Gagasan ini menjelaskan bahwa Islamis legalis berupaya memengaruhi politik dan masyarakat melalui lobi [dan] menampilkan diri mereka sebagai pihak yang terbuka, toleran, dan terbuka untuk berdialog dengan dunia luar, sementara kecenderungan anti-demokrasi dan totaliter tetap ada dalam organisasi-organisasi tersebut.
“Pada hakikatnya, konsep ini dapat mengkriminalkan setiap kelompok Muslim yang berorganisasi secara politik atau sosial dan melakukan aktivitas mereka dalam batasan hukum. Konsep ini menandai setiap ekspresi toleransi atau keterbukaan oleh Muslim sebagai sesuatu yang mencurigakan karena dapat menjadi kepura-puraan Islamis yang legalis”.
Dengan menggunakan konsep-konsep ini sebagai kerangka kerja, berbagai lembaga di tingkat negara bagian dan federal telah menciptakan program deradikalisasi yang hanya menargetkan kaum Muslim.
Sementara inisiatif semacam itu telah dikritik dan ditentang di negara-negara seperti Inggris dan Amerika Serikat oleh banyak pekerja keadilan sosial, di Jerman, secara keseluruhan, program-program tersebut dianggap cukup beralasan dan efektif.
Salah satu program tersebut, Jaringan Bavaria untuk Pencegahan dan Deradikalisasi, baru-baru ini memproduksi video tentang radikalisasi Salafi yang menampilkan kiasan rasis tentang pria Muslim yang mengeksploitasi wanita Muslim.
Awal bulan ini, video tersebut diunggah di media sosial oleh pemerintah negara bagian Bavaria yang saat ini dikendalikan oleh partai konservatif Persatuan Sosial Kristen (CSU) dan langsung menuai kritik atas penggambaran kebencian terhadap umat Muslim.
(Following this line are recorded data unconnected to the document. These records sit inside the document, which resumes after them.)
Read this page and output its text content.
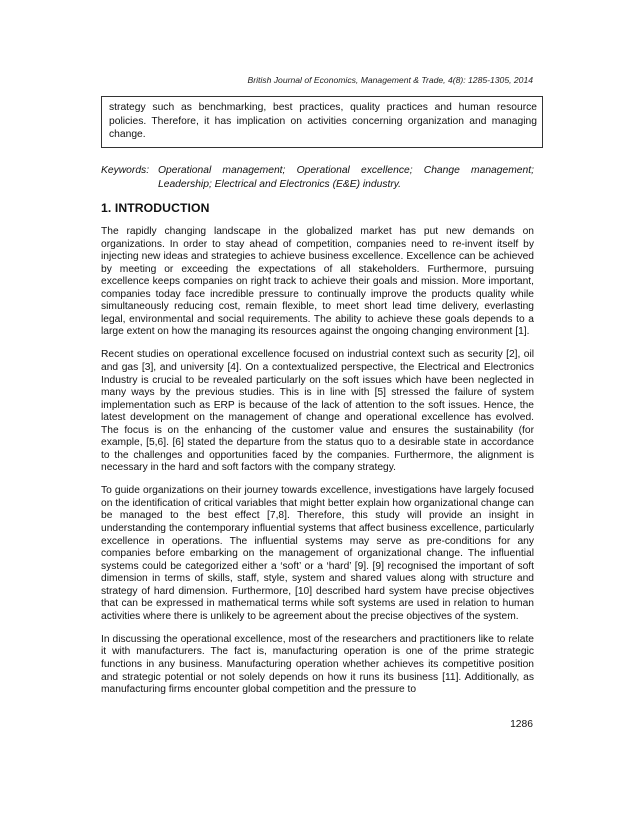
British Journal of Economics, Management & Trade, 4(8): 1285-1305, 2014
strategy such as benchmarking, best practices, quality practices and human resource policies. Therefore, it has implication on activities concerning organization and managing change.
Keywords: Operational management; Operational excellence; Change management; Leadership; Electrical and Electronics (E&E) industry.
1. INTRODUCTION

The rapidly changing landscape in the globalized market has put new demands on organizations. In order to stay ahead of competition, companies need to re-invent itself by injecting new ideas and strategies to achieve business excellence. Excellence can be achieved by meeting or exceeding the expectations of all stakeholders. Furthermore, pursuing excellence keeps companies on right track to achieve their goals and mission. More important, companies today face incredible pressure to continually improve the products quality while simultaneously reducing cost, remain flexible, to meet short lead time delivery, everlasting legal, environmental and social requirements. The ability to achieve these goals depends to a large extent on how the managing its resources against the ongoing changing environment [1].

Recent studies on operational excellence focused on industrial context such as security [2], oil and gas [3], and university [4]. On a contextualized perspective, the Electrical and Electronics Industry is crucial to be revealed particularly on the soft issues which have been neglected in many ways by the previous studies. This is in line with [5] stressed the failure of system implementation such as ERP is because of the lack of attention to the soft issues. Hence, the latest development on the management of change and operational excellence has evolved. The focus is on the enhancing of the customer value and ensures the sustainability (for example, [5,6]. [6] stated the departure from the status quo to a desirable state in accordance to the challenges and opportunities faced by the companies. Furthermore, the alignment is necessary in the hard and soft factors with the company strategy.

To guide organizations on their journey towards excellence, investigations have largely focused on the identification of critical variables that might better explain how organizational change can be managed to the best effect [7,8]. Therefore, this study will provide an insight in understanding the contemporary influential systems that affect business excellence, particularly excellence in operations. The influential systems may serve as pre-conditions for any companies before embarking on the management of organizational change. The influential systems could be categorized either a ‘soft’ or a ‘hard’ [9]. [9] recognised the important of soft dimension in terms of skills, staff, style, system and shared values along with structure and strategy of hard dimension. Furthermore, [10] described hard system have precise objectives that can be expressed in mathematical terms while soft systems are used in relation to human activities where there is unlikely to be agreement about the precise objectives of the system.

In discussing the operational excellence, most of the researchers and practitioners like to relate it with manufacturers. The fact is, manufacturing operation is one of the prime strategic functions in any business. Manufacturing operation whether achieves its competitive position and strategic potential or not solely depends on how it runs its business [11]. Additionally, as manufacturing firms encounter global competition and the pressure to

1286
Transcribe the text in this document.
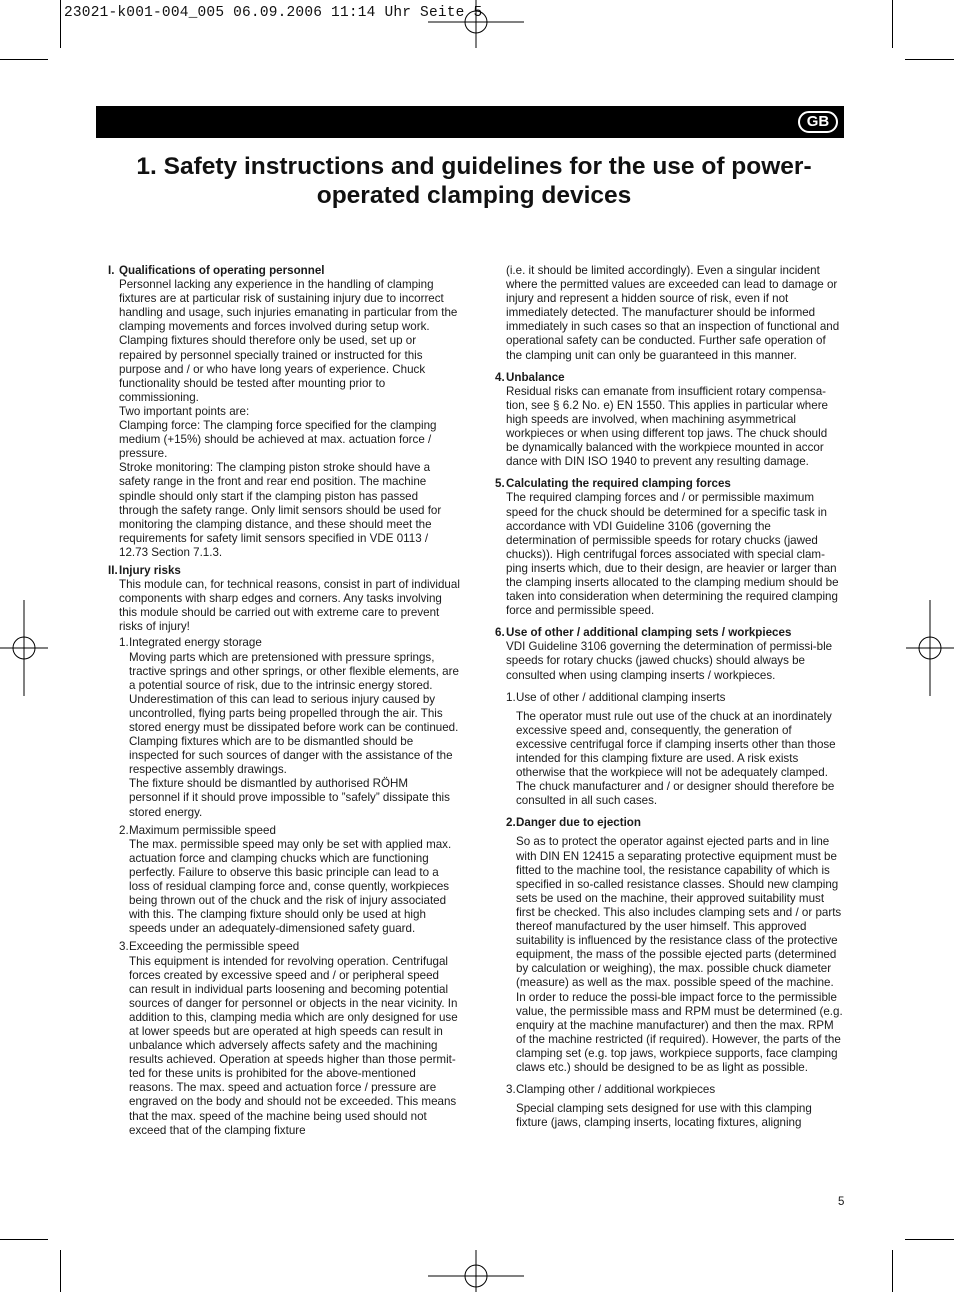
23021-k001-004_005 06.09.2006 11:14 Uhr Seite 5
GB
1. Safety instructions and guidelines for the use of power-operated clamping devices
I. Qualifications of operating personnel
Personnel lacking any experience in the handling of clamping fixtures are at particular risk of sustaining injury due to incorrect handling and usage, such injuries emanating in particular from the clamping movements and forces involved during setup work. Clamping fixtures should therefore only be used, set up or repaired by personnel specially trained or instructed for this purpose and / or who have long years of experience. Chuck functionality should be tested after mounting prior to commissioning.
Two important points are:
Clamping force: The clamping force specified for the clamping medium (+15%) should be achieved at max. actuation force / pressure.
Stroke monitoring: The clamping piston stroke should have a safety range in the front and rear end position. The machine spindle should only start if the clamping piston has passed through the safety range. Only limit sensors should be used for monitoring the clamping distance, and these should meet the requirements for safety limit sensors specified in VDE 0113 / 12.73 Section 7.1.3.
II. Injury risks
This module can, for technical reasons, consist in part of individual components with sharp edges and corners. Any tasks involving this module should be carried out with extreme care to prevent risks of injury!
1. Integrated energy storage
Moving parts which are pretensioned with pressure springs, tractive springs and other springs, or other flexible elements, are a potential source of risk, due to the intrinsic energy stored. Underestimation of this can lead to serious injury caused by uncontrolled, flying parts being propelled through the air. This stored energy must be dissipated before work can be continued. Clamping fixtures which are to be dismantled should be inspected for such sources of danger with the assistance of the respective assembly drawings.
The fixture should be dismantled by authorised RÖHM personnel if it should prove impossible to ”safely” dissipate this stored energy.
2. Maximum permissible speed
The max. permissible speed may only be set with applied max. actuation force and clamping chucks which are functioning perfectly. Failure to observe this basic principle can lead to a loss of residual clamping force and, conse quently, workpieces being thrown out of the chuck and the risk of injury associated with this. The clamping fixture should only be used at high speeds under an adequately-dimensioned safety guard.
3. Exceeding the permissible speed
This equipment is intended for revolving operation. Centrifugal forces created by excessive speed and / or peripheral speed can result in individual parts loosening and becoming potential sources of danger for personnel or objects in the near vicinity. In addition to this, clamping media which are only designed for use at lower speeds but are operated at high speeds can result in unbalance which adversely affects safety and the machining results achieved. Operation at speeds higher than those permit-ted for these units is prohibited for the above-mentioned reasons. The max. speed and actuation force / pressure are engraved on the body and should not be exceeded. This means that the max. speed of the machine being used should not exceed that of the clamping fixture
(i.e. it should be limited accordingly). Even a singular incident where the permitted values are exceeded can lead to damage or injury and represent a hidden source of risk, even if not immediately detected. The manufacturer should be informed immediately in such cases so that an inspection of functional and operational safety can be conducted. Further safe operation of the clamping unit can only be guaranteed in this manner.
4. Unbalance
Residual risks can emanate from insufficient rotary compensa-tion, see § 6.2 No. e) EN 1550. This applies in particular where high speeds are involved, when machining asymmetrical workpieces or when using different top jaws. The chuck should be dynamically balanced with the workpiece mounted in accor dance with DIN ISO 1940 to prevent any resulting damage.
5. Calculating the required clamping forces
The required clamping forces and / or permissible maximum speed for the chuck should be determined for a specific task in accordance with VDI Guideline 3106 (governing the determination of permissible speeds for rotary chucks (jawed chucks)). High centrifugal forces associated with special clam-ping inserts which, due to their design, are heavier or larger than the clamping inserts allocated to the clamping medium should be taken into consideration when determining the required clamping force and permissible speed.
6. Use of other / additional clamping sets / workpieces
VDI Guideline 3106 governing the determination of permissi-ble speeds for rotary chucks (jawed chucks) should always be consulted when using clamping inserts / workpieces.
1. Use of other / additional clamping inserts
The operator must rule out use of the chuck at an inordinately excessive speed and, consequently, the generation of excessive centrifugal force if clamping inserts other than those intended for this clamping fixture are used. A risk exists otherwise that the workpiece will not be adequately clamped. The chuck manufacturer and / or designer should therefore be consulted in all such cases.
2. Danger due to ejection
So as to protect the operator against ejected parts and in line with DIN EN 12415 a separating protective equipment must be fitted to the machine tool, the resistance capability of which is specified in so-called resistance classes. Should new clamping sets be used on the machine, their approved suitability must first be checked. This also includes clamping sets and / or parts thereof manufactured by the user himself. This approved suitability is influenced by the resistance class of the protective equipment, the mass of the possible ejected parts (determined by calculation or weighing), the max. possible chuck diameter (measure) as well as the max. possible speed of the machine. In order to reduce the possi-ble impact force to the permissible value, the permissible mass and RPM must be determined (e.g. enquiry at the machine manufacturer) and then the max. RPM of the machine restricted (if required). However, the parts of the clamping set (e.g. top jaws, workpiece supports, face clamping claws etc.) should be designed to be as light as possible.
3. Clamping other / additional workpieces
Special clamping sets designed for use with this clamping fixture (jaws, clamping inserts, locating fixtures, aligning
5
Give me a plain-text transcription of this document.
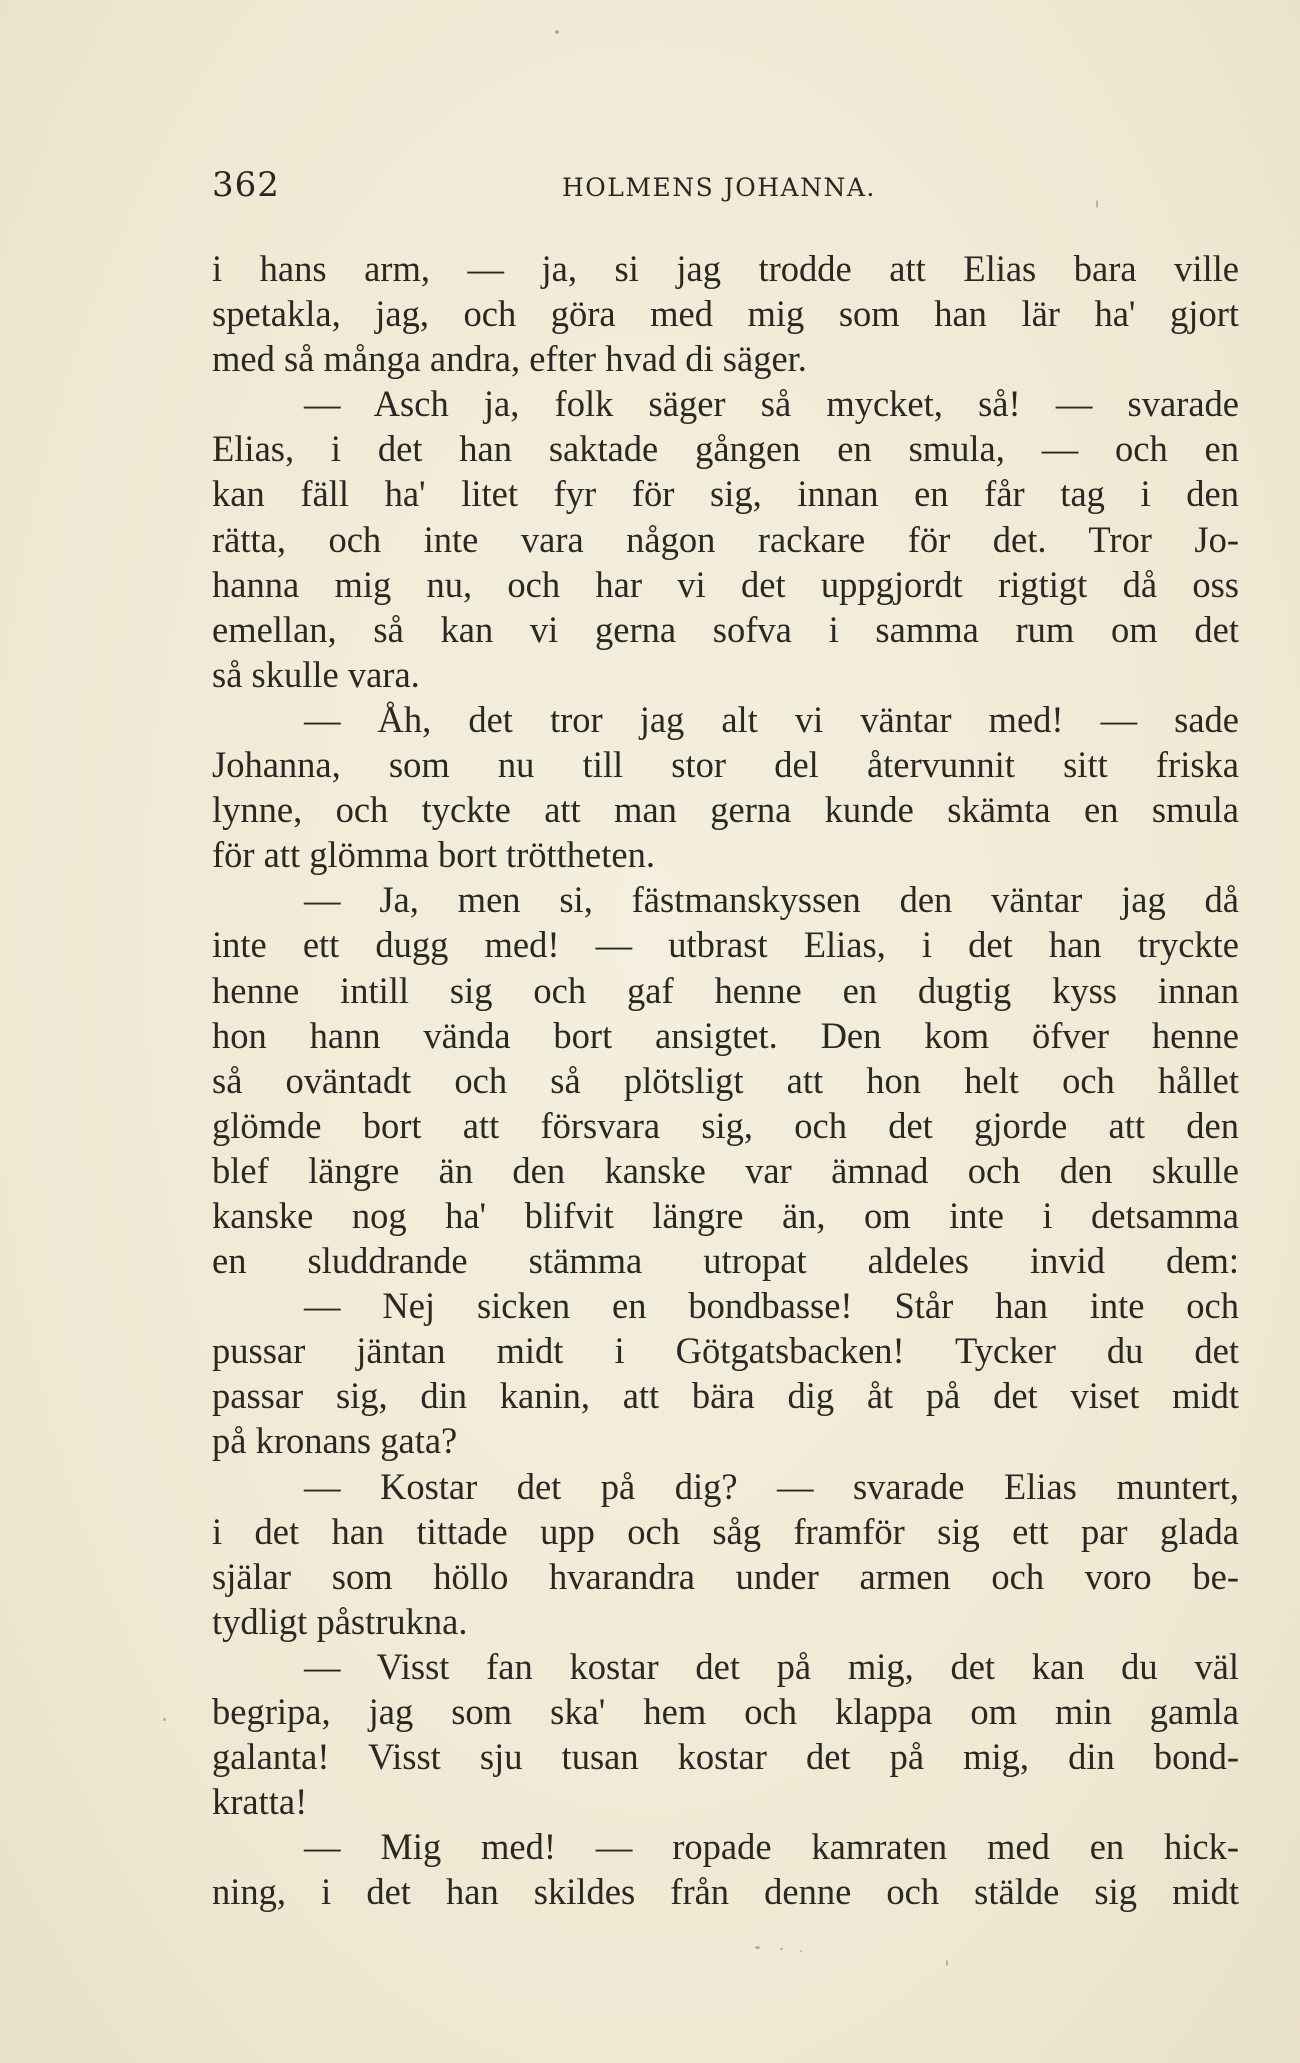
362	HOLMENS JOHANNA.
i hans arm, — ja, si jag trodde att Elias bara ville
spetakla, jag, och göra med mig som han lär ha' gjort
med så många andra, efter hvad di säger.
— Asch ja, folk säger så mycket, så! — svarade
Elias, i det han saktade gången en smula, — och en
kan fäll ha' litet fyr för sig, innan en får tag i den
rätta, och inte vara någon rackare för det. Tror Jo-
hanna mig nu, och har vi det uppgjordt rigtigt då oss
emellan, så kan vi gerna sofva i samma rum om det
så skulle vara.
— Åh, det tror jag alt vi väntar med! — sade
Johanna, som nu till stor del återvunnit sitt friska
lynne, och tyckte att man gerna kunde skämta en smula
för att glömma bort tröttheten.
— Ja, men si, fästmanskyssen den väntar jag då
inte ett dugg med! — utbrast Elias, i det han tryckte
henne intill sig och gaf henne en dugtig kyss innan
hon hann vända bort ansigtet. Den kom öfver henne
så oväntadt och så plötsligt att hon helt och hållet
glömde bort att försvara sig, och det gjorde att den
blef längre än den kanske var ämnad och den skulle
kanske nog ha' blifvit längre än, om inte i detsamma
en sluddrande stämma utropat aldeles invid dem:
— Nej sicken en bondbasse! Står han inte och
pussar jäntan midt i Götgatsbacken! Tycker du det
passar sig, din kanin, att bära dig åt på det viset midt
på kronans gata?
— Kostar det på dig? — svarade Elias muntert,
i det han tittade upp och såg framför sig ett par glada
själar som höllo hvarandra under armen och voro be-
tydligt påstrukna.
— Visst fan kostar det på mig, det kan du väl
begripa, jag som ska' hem och klappa om min gamla
galanta! Visst sju tusan kostar det på mig, din bond-
kratta!
— Mig med! — ropade kamraten med en hick-
ning, i det han skildes från denne och stälde sig midt
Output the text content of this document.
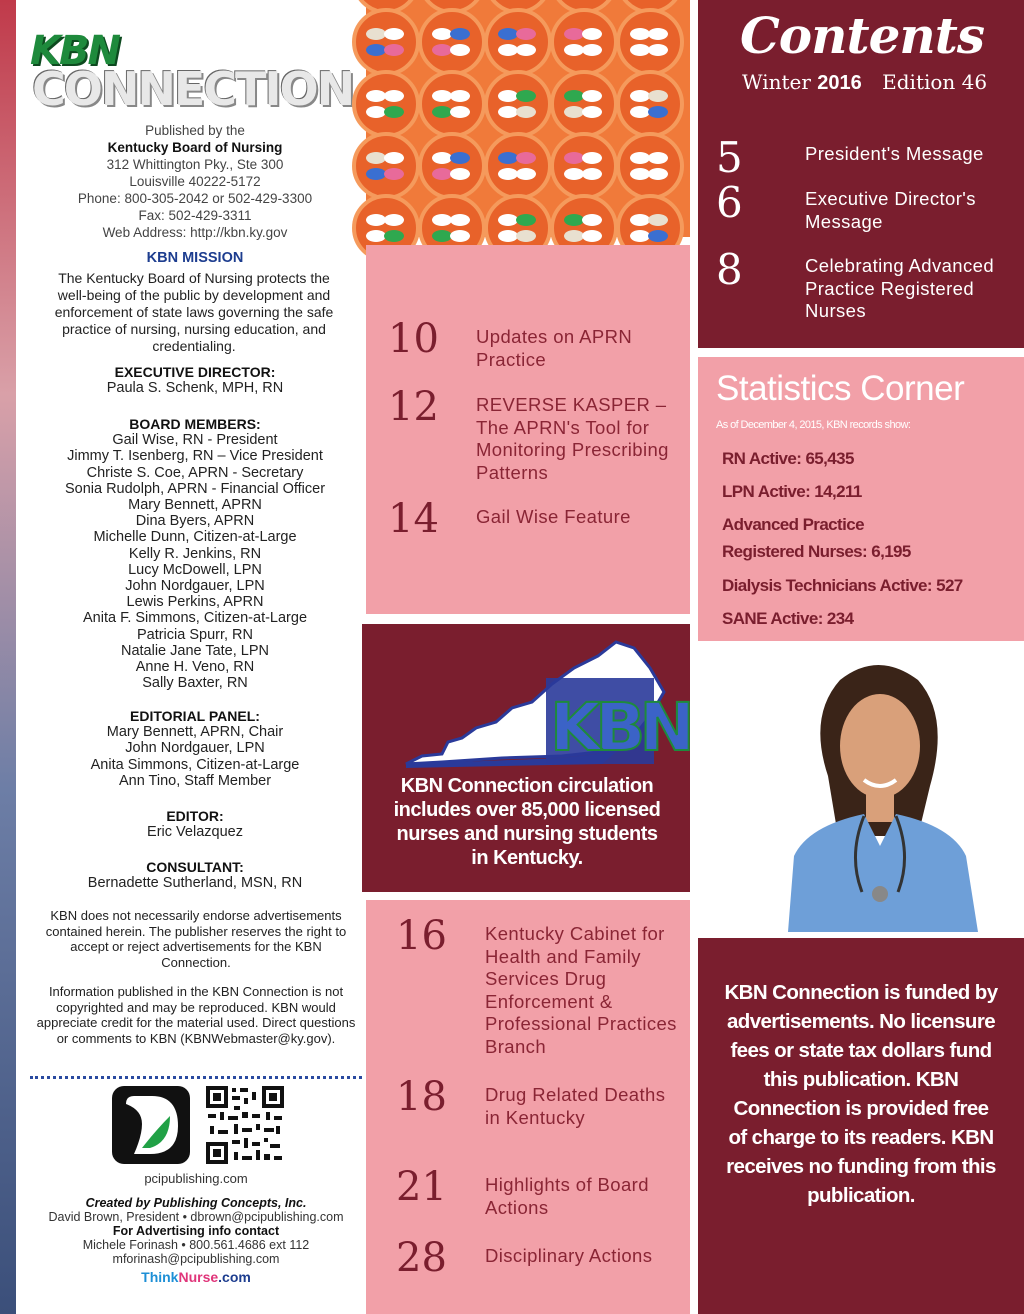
KBN
CONNECTION
Published by the
Kentucky Board of Nursing
312 Whittington Pky., Ste 300
Louisville 40222-5172
Phone: 800-305-2042 or 502-429-3300
Fax: 502-429-3311
Web Address: http://kbn.ky.gov
KBN MISSION
The Kentucky Board of Nursing protects the well-being of the public by development and enforcement of state laws governing the safe practice of nursing, nursing education, and credentialing.
EXECUTIVE DIRECTOR:
Paula S. Schenk, MPH, RN
BOARD MEMBERS:
Gail Wise, RN - President
Jimmy T. Isenberg, RN – Vice President
Christe S. Coe, APRN - Secretary
Sonia Rudolph, APRN - Financial Officer
Mary Bennett, APRN
Dina Byers, APRN
Michelle Dunn, Citizen-at-Large
Kelly R. Jenkins, RN
Lucy McDowell, LPN
John Nordgauer, LPN
Lewis Perkins, APRN
Anita F. Simmons, Citizen-at-Large
Patricia Spurr, RN
Natalie Jane Tate, LPN
Anne H. Veno, RN
Sally Baxter, RN
EDITORIAL PANEL:
Mary Bennett, APRN, Chair
John Nordgauer, LPN
Anita Simmons, Citizen-at-Large
Ann Tino, Staff Member
EDITOR:
Eric Velazquez
CONSULTANT:
Bernadette Sutherland, MSN, RN
KBN does not necessarily endorse advertisements contained herein. The publisher reserves the right to accept or reject advertisements for the KBN Connection.
Information published in the KBN Connection is not copyrighted and may be reproduced. KBN would appreciate credit for the material used. Direct questions or comments to KBN (KBNWebmaster@ky.gov).
pcipublishing.com
Created by Publishing Concepts, Inc.
David Brown, President • dbrown@pcipublishing.com
For Advertising info contact
Michele Forinash • 800.561.4686 ext 112
mforinash@pcipublishing.com
ThinkNurse.com
10 Updates on APRN Practice
12 REVERSE KASPER – The APRN's Tool for Monitoring Prescribing Patterns
14 Gail Wise Feature
KBN
KBN Connection circulation includes over 85,000 licensed nurses and nursing students in Kentucky.
16 Kentucky Cabinet for Health and Family Services Drug Enforcement & Professional Practices Branch
18 Drug Related Deaths in Kentucky
21 Highlights of Board Actions
28 Disciplinary Actions
Contents
Winter 2016 Edition 46
5	President's Message
6	Executive Director's Message
8	Celebrating Advanced Practice Registered Nurses
Statistics Corner
As of December 4, 2015, KBN records show:
RN Active: 65,435
LPN Active: 14,211
Advanced Practice
Registered Nurses: 6,195
Dialysis Technicians Active: 527
SANE Active: 234
KBN Connection is funded by advertisements. No licensure fees or state tax dollars fund this publication. KBN Connection is provided free of charge to its readers. KBN receives no funding from this publication.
“Keputusan untuk mempublikasikannya memperjelas bahwa otoritas Jerman memandang kaum Muslim yang mengamati secara lahiriah sebagai risiko keamanan dan bahaya bagi masyarakat Jerman,” sebutnya.
Klip tersebut akhirnya dihapus dan Kementerian Dalam Negeri mengeluarkan pernyataan kepada media, meminta maaf atas “kekesalan dan kesalahpahaman dan mengklaim bahwa video tersebut berupaya untuk menunjukkan pendekatan kaum Salafi dan penganut Islam lainnya untuk mendapatkan pengikut baru yang masih muda.
Lebih lanjut, Kementerian Dalam Negeri mengatakan bahwa beberapa adegan dalam video tersebut akan direvisi.
Yang mungkin mempercepat keputusan pemerintah Bavaria untuk menghapus video tersebut adalah reaksi beberapa komentator yang melihat adanya kesamaan antara citranya dengan propaganda Nazi anti-Yahudi.
Secara khusus, adegan seorang pria berjanggut dengan wajah jahat melahap seorang wanita tampak sangat mirip dengan gambaran Nazi tentang seorang pria Yahudi melahap warga etnis Jerman.
Klip tersebut akhirnya dihapus dan Kementerian Dalam Negeri mengeluarkan pernyataan kepada media, meminta maaf atas kekesalan dan kesalahpahaman dan mengklaim bahwa video tersebut berupaya untuk menunjukkan pendekatan kaum Salafi dan penganut Islam lainnya untuk mendapatkan pengikut baru yang masih muda.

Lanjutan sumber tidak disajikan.